A abordagem se estendeu para o negócio de notícias, que já existe há mais de 20 anos. Cada repórter da Bloomberg tem um terminal ou acesso à sua plataforma de dados. As agendas e anotações de entrevistas são normalmente oferecidas a outros repórteres – assim as pessoas podem ver quem está se encontrando com quem em viagens de negócios e no que alguns repórteres estão trabalhando. Quando um funcionário da Bloomberg entra em um prédio da empresa em qualquer lugar do mundo, uma notificação aparece no seu perfil, que pode ser vista no terminal dos demais funcionários.

Mas enquanto uma cultura de transparência pode encorajar a colaboração na redação de uma agência, ela também pode se contrapor ao negócio de venda de serviços para o mercado financeiro. Além dos terminais, que custam cerca de US$ 20 mil por ano, a Bloomberg cobra dos investidores por outros serviços, como armazenamento de dados de servidor.
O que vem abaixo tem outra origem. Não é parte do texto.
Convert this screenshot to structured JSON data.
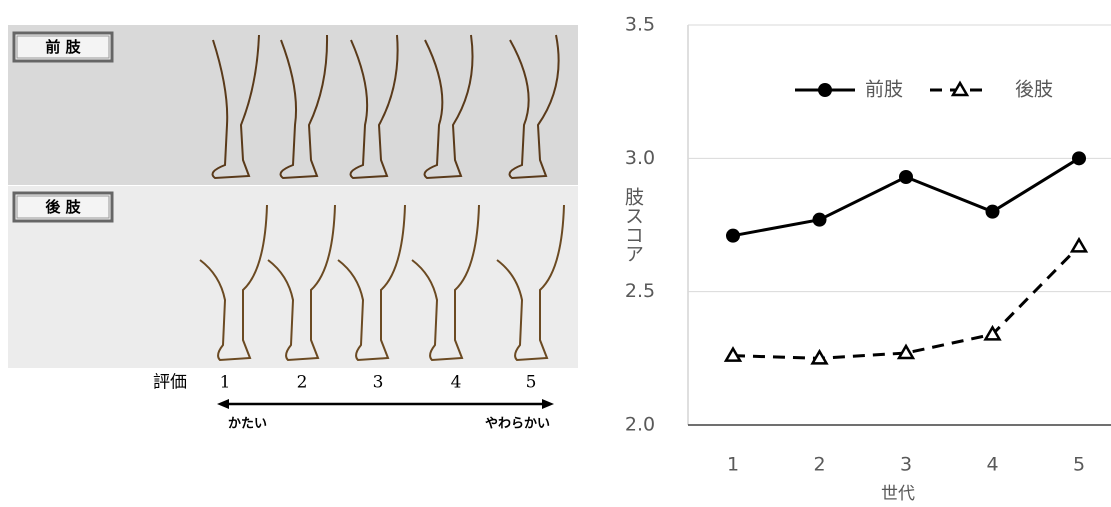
{
  "panel": {
    "front_label": "前 肢",
    "hind_label": "後 肢",
    "rating_label": "評価",
    "ratings": [
      1,
      2,
      3,
      4,
      5
    ],
    "left_end": "かたい",
    "right_end": "やわらかい"
  },
  "chart_data": {
    "type": "line",
    "categories": [
      "1",
      "2",
      "3",
      "4",
      "5"
    ],
    "x_label": "世代",
    "y_label": "肢スコア",
    "series": [
      {
        "name": "前肢",
        "color": "#000000",
        "line_style": "solid",
        "marker": "circle",
        "values": [
          2.71,
          2.77,
          2.93,
          2.8,
          3.0
        ]
      },
      {
        "name": "後肢",
        "color": "#000000",
        "line_style": "dashed",
        "marker": "triangle",
        "values": [
          2.26,
          2.25,
          2.27,
          2.34,
          2.67
        ]
      }
    ],
    "ylim": [
      2.0,
      3.5
    ],
    "yticks": [
      {
        "value": 2.0,
        "label": "2.0"
      },
      2.5,
      {
        "value": 3.0,
        "label": "3.0"
      },
      3.5
    ],
    "grid": true,
    "legend": "top"
  }
}
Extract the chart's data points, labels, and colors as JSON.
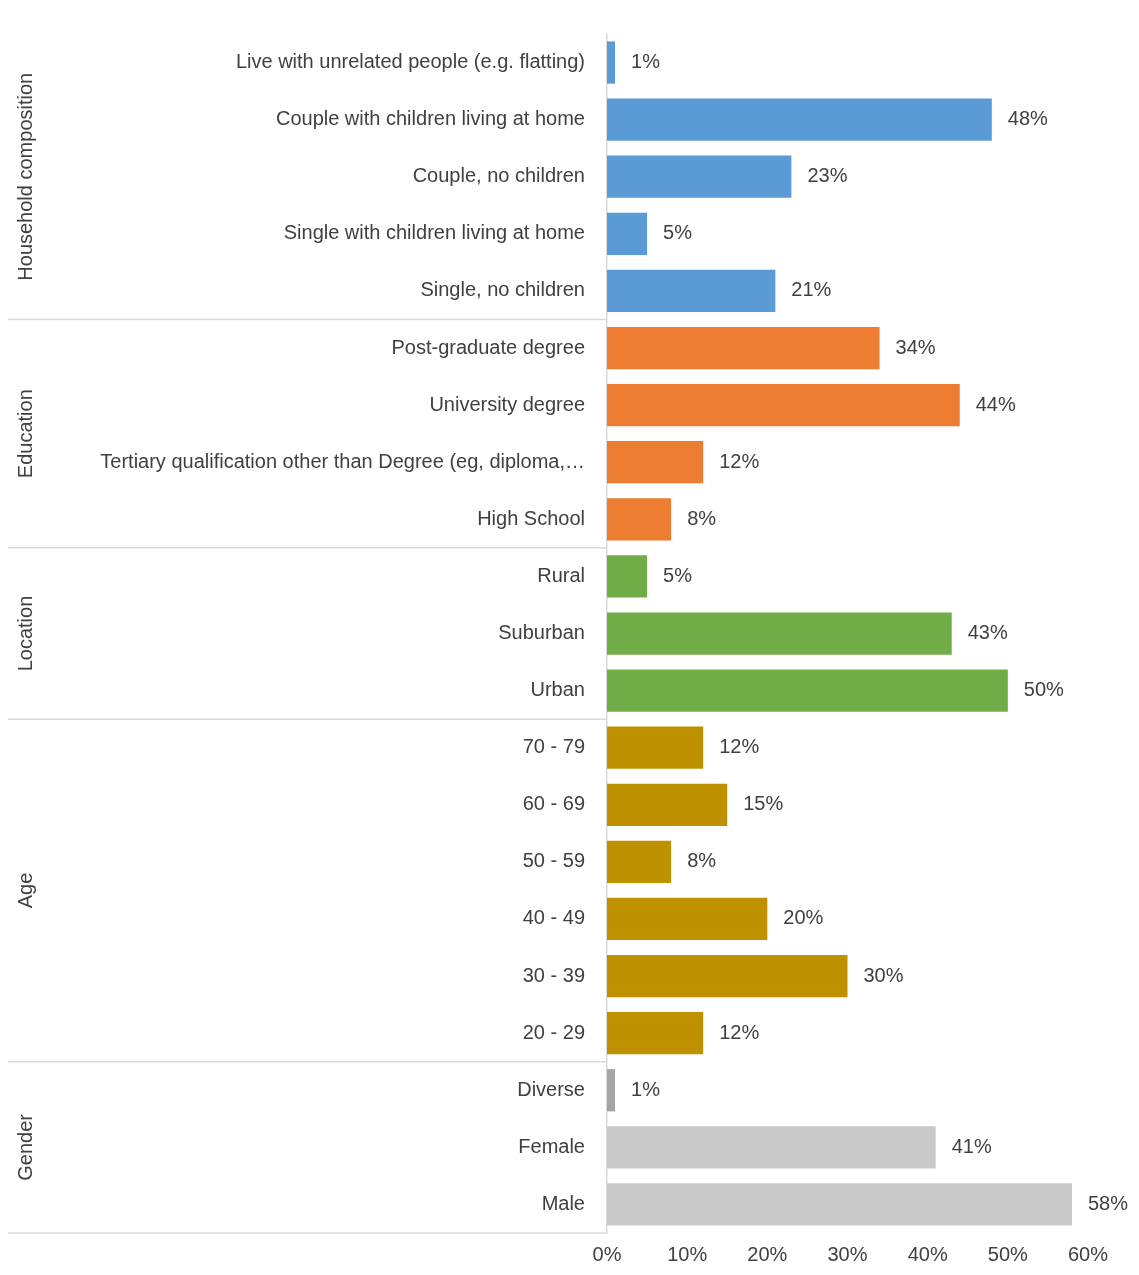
{
  "chart_data": {
    "type": "bar",
    "orientation": "horizontal",
    "categories": [
      "Live with unrelated people (e.g. flatting)",
      "Couple with children living at home",
      "Couple, no children",
      "Single with children living at home",
      "Single, no children",
      "Post-graduate degree",
      "University degree",
      "Tertiary qualification other than Degree (eg, diploma,…",
      "High School",
      "Rural",
      "Suburban",
      "Urban",
      "70 - 79",
      "60 - 69",
      "50 - 59",
      "40 - 49",
      "30 - 39",
      "20 - 29",
      "Diverse",
      "Female",
      "Male"
    ],
    "series": [
      {
        "color": "#5b9bd5",
        "values": [
          1,
          48,
          23,
          5,
          21,
          null,
          null,
          null,
          null,
          null,
          null,
          null,
          null,
          null,
          null,
          null,
          null,
          null,
          null,
          null,
          null
        ],
        "value_labels": [
          "1%",
          "48%",
          "23%",
          "5%",
          "21%",
          null,
          null,
          null,
          null,
          null,
          null,
          null,
          null,
          null,
          null,
          null,
          null,
          null,
          null,
          null,
          null
        ]
      },
      {
        "color": "#ed7d31",
        "values": [
          null,
          null,
          null,
          null,
          null,
          34,
          44,
          12,
          8,
          null,
          null,
          null,
          null,
          null,
          null,
          null,
          null,
          null,
          null,
          null,
          null
        ],
        "value_labels": [
          null,
          null,
          null,
          null,
          null,
          "34%",
          "44%",
          "12%",
          "8%",
          null,
          null,
          null,
          null,
          null,
          null,
          null,
          null,
          null,
          null,
          null,
          null
        ]
      },
      {
        "color": "#70ad47",
        "values": [
          null,
          null,
          null,
          null,
          null,
          null,
          null,
          null,
          null,
          5,
          43,
          50,
          null,
          null,
          null,
          null,
          null,
          null,
          null,
          null,
          null
        ],
        "value_labels": [
          null,
          null,
          null,
          null,
          null,
          null,
          null,
          null,
          null,
          "5%",
          "43%",
          "50%",
          null,
          null,
          null,
          null,
          null,
          null,
          null,
          null,
          null
        ]
      },
      {
        "color": "#bf9000",
        "values": [
          null,
          null,
          null,
          null,
          null,
          null,
          null,
          null,
          null,
          null,
          null,
          null,
          12,
          15,
          8,
          20,
          30,
          12,
          null,
          null,
          null
        ],
        "value_labels": [
          null,
          null,
          null,
          null,
          null,
          null,
          null,
          null,
          null,
          null,
          null,
          null,
          "12%",
          "15%",
          "8%",
          "20%",
          "30%",
          "12%",
          null,
          null,
          null
        ]
      },
      {
        "colors": [
          null,
          null,
          null,
          null,
          null,
          null,
          null,
          null,
          null,
          null,
          null,
          null,
          null,
          null,
          null,
          null,
          null,
          null,
          "#a5a5a5",
          "#c9c9c9",
          "#c9c9c9"
        ],
        "values": [
          null,
          null,
          null,
          null,
          null,
          null,
          null,
          null,
          null,
          null,
          null,
          null,
          null,
          null,
          null,
          null,
          null,
          null,
          1,
          41,
          58
        ],
        "value_labels": [
          null,
          null,
          null,
          null,
          null,
          null,
          null,
          null,
          null,
          null,
          null,
          null,
          null,
          null,
          null,
          null,
          null,
          null,
          "1%",
          "41%",
          "58%"
        ]
      }
    ],
    "annotations": [
      "Household composition",
      "Education",
      "Location",
      "Age",
      "Gender"
    ],
    "xlim": [
      0,
      60
    ],
    "xticks": [
      {
        "value": 0,
        "label": "0%"
      },
      {
        "value": 10,
        "label": "10%"
      },
      {
        "value": 20,
        "label": "20%"
      },
      {
        "value": 30,
        "label": "30%"
      },
      {
        "value": 40,
        "label": "40%"
      },
      {
        "value": 50,
        "label": "50%"
      },
      {
        "value": 60,
        "label": "60%"
      }
    ],
    "grid": false,
    "legend": false
  }
}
Empresas financeiras pagam à Bloomberg “uma fortuna considerável para arquivar seus antigos e-mails”, disse Hugh Culverhouse, um investidor e ex-promotor dos EUA.

Produto principal

Há um entendimento de que o domínio da Bloomberg, que tem um sistema que permite aos usuários trocar mensagens instantâneas e e-mails entre eles, é um tipo de comunidade fechada na qual se paga um preço alto para trocar ideias e dados financeiros relevantes. “A plataforma da Bloomberg é usada por pessoas que tomam grandes decisões financeiras e essas decisões são consideradas confidenciais”, disse Larry Tabb, fundador da empresa de pesquisa Tabb Group. Os executivos da Bloomberg têm enfatizado repetidamente a importância da segurança dos dados e do cumprimento de normas na esteira das revelações da semana passada.

Driscoll disse que memórias dolorosas da crise financeira e das investigações dos reguladores nos bancos criaram uma “paranoia de vigilância” em Wall Street, o que torna o setor extremamente sensível a questões relativas à segurança de informações.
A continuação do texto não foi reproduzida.